Conforme a professora de biologia do Colégio Presbiteriano Mackenzie Brasília Velane Fernandes, a compreensão da origem do Homo sapiens por si só tem destaque e relevância. "O estudo comprova que comportamentos complexos, inovações tecnológicas e a evolução cultural ocorreram internamente, sem influência de migrações. Essas descobertas reposicionam o sul da África e a África como o possível berço, não só do surgimento do Homo sapiens, mas de seu desenvolvimento sem interferência de outros grupos, o que traz justa grandeza para a história biológica e social desse continente e verdade para a história da humanidade."

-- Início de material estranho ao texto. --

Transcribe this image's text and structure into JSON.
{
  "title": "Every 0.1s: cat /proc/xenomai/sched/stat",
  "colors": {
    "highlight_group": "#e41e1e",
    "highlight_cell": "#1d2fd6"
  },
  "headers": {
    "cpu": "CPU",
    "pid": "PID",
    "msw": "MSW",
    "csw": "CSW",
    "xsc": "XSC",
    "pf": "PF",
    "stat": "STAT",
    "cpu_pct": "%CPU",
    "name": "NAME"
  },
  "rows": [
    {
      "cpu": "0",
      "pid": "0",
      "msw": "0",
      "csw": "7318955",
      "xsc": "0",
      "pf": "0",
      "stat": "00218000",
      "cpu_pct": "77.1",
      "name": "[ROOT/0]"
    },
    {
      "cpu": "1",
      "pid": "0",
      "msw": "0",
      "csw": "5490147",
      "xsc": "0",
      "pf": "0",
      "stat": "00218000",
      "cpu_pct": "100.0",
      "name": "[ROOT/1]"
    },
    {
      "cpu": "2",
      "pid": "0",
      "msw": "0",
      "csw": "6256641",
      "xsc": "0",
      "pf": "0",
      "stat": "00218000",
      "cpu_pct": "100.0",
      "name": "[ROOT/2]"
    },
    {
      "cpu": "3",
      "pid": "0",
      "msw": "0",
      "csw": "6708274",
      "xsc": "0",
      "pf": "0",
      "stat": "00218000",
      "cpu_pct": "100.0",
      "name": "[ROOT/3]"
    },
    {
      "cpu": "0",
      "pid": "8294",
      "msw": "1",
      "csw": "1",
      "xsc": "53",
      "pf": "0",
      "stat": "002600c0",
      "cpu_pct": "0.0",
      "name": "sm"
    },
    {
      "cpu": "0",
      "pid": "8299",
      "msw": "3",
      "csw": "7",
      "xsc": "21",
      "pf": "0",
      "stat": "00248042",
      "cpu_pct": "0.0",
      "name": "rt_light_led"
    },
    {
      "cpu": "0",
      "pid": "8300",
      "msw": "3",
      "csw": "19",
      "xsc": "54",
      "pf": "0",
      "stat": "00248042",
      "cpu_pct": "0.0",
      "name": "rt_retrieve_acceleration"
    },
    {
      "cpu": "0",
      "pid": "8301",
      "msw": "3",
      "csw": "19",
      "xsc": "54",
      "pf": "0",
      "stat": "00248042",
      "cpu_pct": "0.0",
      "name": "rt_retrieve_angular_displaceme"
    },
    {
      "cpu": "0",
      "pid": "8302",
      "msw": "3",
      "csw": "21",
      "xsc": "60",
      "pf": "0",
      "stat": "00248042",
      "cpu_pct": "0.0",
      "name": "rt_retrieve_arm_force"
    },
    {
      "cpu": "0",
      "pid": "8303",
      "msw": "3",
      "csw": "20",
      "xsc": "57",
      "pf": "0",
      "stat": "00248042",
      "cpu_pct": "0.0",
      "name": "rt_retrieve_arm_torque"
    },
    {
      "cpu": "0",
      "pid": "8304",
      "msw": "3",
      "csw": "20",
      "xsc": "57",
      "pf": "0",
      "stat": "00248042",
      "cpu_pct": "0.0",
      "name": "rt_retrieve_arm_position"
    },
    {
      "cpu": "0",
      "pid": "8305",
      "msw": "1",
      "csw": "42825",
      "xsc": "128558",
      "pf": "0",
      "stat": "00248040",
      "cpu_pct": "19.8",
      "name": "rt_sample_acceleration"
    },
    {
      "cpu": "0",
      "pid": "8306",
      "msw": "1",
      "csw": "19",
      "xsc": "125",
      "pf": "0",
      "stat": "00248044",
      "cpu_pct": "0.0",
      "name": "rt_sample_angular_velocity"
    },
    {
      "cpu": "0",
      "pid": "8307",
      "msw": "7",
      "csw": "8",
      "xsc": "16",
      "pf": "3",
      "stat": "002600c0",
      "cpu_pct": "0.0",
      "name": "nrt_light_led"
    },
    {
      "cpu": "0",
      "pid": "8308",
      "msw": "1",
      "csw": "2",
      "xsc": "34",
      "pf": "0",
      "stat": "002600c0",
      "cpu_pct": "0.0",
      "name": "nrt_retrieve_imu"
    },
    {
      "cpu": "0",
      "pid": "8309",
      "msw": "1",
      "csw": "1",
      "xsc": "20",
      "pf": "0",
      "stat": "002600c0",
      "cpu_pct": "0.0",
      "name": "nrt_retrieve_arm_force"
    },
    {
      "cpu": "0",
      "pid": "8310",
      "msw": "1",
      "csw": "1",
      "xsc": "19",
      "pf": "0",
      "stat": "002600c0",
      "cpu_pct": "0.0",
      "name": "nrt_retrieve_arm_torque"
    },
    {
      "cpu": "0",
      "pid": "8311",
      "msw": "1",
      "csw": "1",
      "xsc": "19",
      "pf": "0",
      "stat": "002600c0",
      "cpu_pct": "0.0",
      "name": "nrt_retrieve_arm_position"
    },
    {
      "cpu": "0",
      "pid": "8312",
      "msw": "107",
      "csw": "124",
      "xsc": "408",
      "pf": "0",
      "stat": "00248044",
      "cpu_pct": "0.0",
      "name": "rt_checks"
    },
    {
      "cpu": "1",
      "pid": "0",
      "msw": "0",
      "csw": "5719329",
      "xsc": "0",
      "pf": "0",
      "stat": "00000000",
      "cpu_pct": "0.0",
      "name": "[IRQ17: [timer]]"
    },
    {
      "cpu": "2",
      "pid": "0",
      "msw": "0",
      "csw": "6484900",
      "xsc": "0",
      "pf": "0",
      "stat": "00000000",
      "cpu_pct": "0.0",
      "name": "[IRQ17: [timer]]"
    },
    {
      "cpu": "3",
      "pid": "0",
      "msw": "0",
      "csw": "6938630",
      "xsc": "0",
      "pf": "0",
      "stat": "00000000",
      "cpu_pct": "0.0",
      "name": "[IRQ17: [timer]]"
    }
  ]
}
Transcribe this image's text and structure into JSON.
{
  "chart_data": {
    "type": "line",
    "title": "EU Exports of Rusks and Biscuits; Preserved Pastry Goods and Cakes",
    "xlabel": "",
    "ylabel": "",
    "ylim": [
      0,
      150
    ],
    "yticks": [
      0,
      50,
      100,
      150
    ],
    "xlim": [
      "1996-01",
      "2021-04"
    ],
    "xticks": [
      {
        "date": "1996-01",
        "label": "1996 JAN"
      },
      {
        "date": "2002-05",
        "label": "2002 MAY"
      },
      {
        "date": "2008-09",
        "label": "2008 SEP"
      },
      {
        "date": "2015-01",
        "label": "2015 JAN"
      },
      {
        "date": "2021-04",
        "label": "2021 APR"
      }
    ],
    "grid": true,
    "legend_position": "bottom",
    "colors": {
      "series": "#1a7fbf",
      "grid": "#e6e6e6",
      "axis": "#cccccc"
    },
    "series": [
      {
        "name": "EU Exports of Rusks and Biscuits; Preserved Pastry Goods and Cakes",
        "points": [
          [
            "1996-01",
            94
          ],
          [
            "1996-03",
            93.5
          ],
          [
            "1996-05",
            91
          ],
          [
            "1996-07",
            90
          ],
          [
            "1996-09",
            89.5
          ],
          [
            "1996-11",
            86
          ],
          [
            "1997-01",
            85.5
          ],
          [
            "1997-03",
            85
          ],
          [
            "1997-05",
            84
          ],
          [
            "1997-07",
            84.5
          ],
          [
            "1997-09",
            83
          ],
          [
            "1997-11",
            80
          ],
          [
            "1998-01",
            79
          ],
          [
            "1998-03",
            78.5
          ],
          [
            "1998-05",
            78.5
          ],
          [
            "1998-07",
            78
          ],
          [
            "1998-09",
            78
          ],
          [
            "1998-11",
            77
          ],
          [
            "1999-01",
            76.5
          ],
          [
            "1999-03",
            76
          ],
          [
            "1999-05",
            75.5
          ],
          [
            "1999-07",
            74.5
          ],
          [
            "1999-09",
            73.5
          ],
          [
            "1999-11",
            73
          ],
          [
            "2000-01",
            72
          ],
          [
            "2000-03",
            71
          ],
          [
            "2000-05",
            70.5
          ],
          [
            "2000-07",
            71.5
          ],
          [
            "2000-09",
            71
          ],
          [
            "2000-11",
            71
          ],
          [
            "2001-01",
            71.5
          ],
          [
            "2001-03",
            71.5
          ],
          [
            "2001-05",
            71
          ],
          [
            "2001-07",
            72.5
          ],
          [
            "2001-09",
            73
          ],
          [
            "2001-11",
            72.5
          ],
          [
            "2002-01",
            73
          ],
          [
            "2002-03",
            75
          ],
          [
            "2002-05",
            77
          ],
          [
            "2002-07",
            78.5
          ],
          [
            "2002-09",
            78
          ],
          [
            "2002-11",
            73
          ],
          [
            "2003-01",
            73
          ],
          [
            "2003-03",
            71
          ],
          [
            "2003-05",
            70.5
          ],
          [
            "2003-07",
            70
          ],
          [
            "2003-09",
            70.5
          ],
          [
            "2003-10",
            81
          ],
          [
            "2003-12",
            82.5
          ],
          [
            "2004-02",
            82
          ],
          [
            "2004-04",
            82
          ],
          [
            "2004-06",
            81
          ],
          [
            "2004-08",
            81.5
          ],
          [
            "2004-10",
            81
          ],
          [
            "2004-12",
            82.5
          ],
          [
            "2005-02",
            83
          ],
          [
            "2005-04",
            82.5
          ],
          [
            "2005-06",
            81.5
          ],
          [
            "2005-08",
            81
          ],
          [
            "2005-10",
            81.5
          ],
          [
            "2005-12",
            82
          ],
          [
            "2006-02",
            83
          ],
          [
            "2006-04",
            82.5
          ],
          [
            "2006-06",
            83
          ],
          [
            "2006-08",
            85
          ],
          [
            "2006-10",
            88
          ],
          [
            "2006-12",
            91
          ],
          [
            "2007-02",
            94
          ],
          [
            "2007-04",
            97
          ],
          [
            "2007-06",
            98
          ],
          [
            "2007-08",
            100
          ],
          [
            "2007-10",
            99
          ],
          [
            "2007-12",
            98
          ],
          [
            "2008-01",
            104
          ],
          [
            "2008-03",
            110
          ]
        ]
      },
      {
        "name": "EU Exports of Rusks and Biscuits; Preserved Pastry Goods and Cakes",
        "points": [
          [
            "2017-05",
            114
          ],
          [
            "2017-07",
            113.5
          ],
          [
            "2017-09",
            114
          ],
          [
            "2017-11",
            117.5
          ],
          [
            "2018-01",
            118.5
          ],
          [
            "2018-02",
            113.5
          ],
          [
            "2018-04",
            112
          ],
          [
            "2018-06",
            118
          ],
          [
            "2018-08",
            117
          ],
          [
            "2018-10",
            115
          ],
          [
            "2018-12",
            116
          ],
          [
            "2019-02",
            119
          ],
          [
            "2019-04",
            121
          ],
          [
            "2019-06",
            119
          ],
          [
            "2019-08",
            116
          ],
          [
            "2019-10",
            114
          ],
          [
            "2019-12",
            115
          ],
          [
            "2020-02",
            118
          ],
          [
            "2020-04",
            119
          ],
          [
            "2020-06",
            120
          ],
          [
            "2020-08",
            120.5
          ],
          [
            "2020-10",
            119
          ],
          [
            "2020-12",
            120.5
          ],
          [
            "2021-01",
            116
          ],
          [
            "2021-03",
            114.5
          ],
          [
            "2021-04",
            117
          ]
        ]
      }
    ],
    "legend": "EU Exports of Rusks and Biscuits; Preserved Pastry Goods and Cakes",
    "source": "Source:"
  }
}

Entre as descobertas, havia sete variantes genéticas ligadas às funções renais. Os pesquisadores se surpreenderam, pois esperavam encontrar principalmente genes relacionados ao sistema imunológico e às funções cognitivas.
Os pesquisadores também encontraram alterações em genes envolvidos no sistema imunológico e no crescimento neuronal, o que pode afetar o desenvolvimento cerebral e funções cognitivas complexas. Vários pedaços do DNA foram relacionados à atenção, uma capacidade mental que pode ter evoluído de forma diferente no Homo sapiens em comparação com os neandertais e os denisovanos.
Cerca de 80% do material genético analisado pela equipe continua presente em populações modernas, como os Ju/'hoansi na Namíbia e em Botswana, e o povo Karretjie na África do Sul. Assim, em contraste com teorias anteriores, que propunham que os povos Khoe-San modernos descendem de um povo amplamente distribuída por grande parte da África, os resultados demonstram que os caçadores-coletores pré-históricos da África Austral estavam isolados no sul, mas, mesmo assim, constituíam uma população grande e estável.